At the end of the block, he turned right, then right again at the next intersection. On the street parallel to Shumpeter’s street, and behind his property, Billy parked at the curb in front of two houses where other American families were preoccupied with their own joys and problems.
He took off the Tyrolean hat and the horn-rimmed glasses. He pocketed the clip-on gold dental cap. Good-bye Dwayne Hoover.
He got out of the Cadillac, stood on the sidewalk, and withdrew a remote control from his jacket pocket.
Between these two handsome houses, he could see the roof of the Shumpeter residence on the next street to the west. He pointed the remote control, which had plenty of range for the job, pressed the button, and heard the soft whump of the initial detonation.
The two suitcases supplied to him by Georgie Jobbs, which he had stored on the floor behind the front seats of the Rover, contained a small initial explosive charge for the purpose of ignition, but held mostly bricks of a ferociously incendiary substance developed by the weaponry wizards of the former Soviet Union, who were currently the weaponry wizards of the new Russia.

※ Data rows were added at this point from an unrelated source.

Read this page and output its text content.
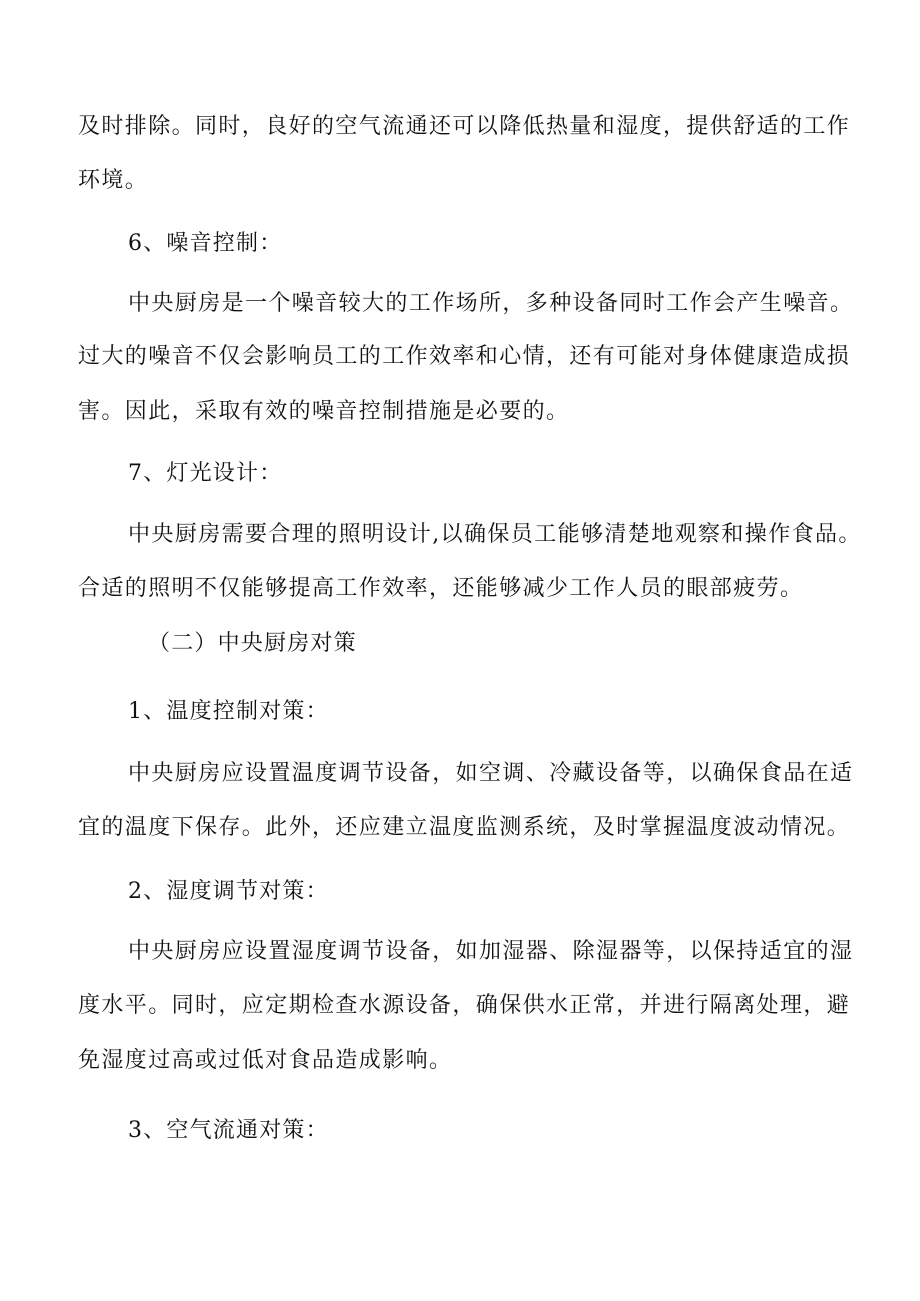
及时排除。同时，良好的空气流通还可以降低热量和湿度，提供舒适的工作
环境。
6、噪音控制：
中央厨房是一个噪音较大的工作场所，多种设备同时工作会产生噪音。
过大的噪音不仅会影响员工的工作效率和心情，还有可能对身体健康造成损
害。因此，采取有效的噪音控制措施是必要的。
7、灯光设计：
中央厨房需要合理的照明设计,以确保员工能够清楚地观察和操作食品。
合适的照明不仅能够提高工作效率，还能够减少工作人员的眼部疲劳。
（二）中央厨房对策
1、温度控制对策：
中央厨房应设置温度调节设备，如空调、冷藏设备等，以确保食品在适
宜的温度下保存。此外，还应建立温度监测系统，及时掌握温度波动情况。
2、湿度调节对策：
中央厨房应设置湿度调节设备，如加湿器、除湿器等，以保持适宜的湿
度水平。同时，应定期检查水源设备，确保供水正常，并进行隔离处理，避
免湿度过高或过低对食品造成影响。
3、空气流通对策：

Behind the wheel of the Cadillac again, Billy Pilgrim watched the dark roof of the Shumpeter house on the parallel street.
His intention was not to blow up the Land Rover and all of the evidence in it. Rather, he intended to burn everything to ashes and slag: the brains from the two detectives’ computers, their files and appointment calendars, and Georgie’s corpse.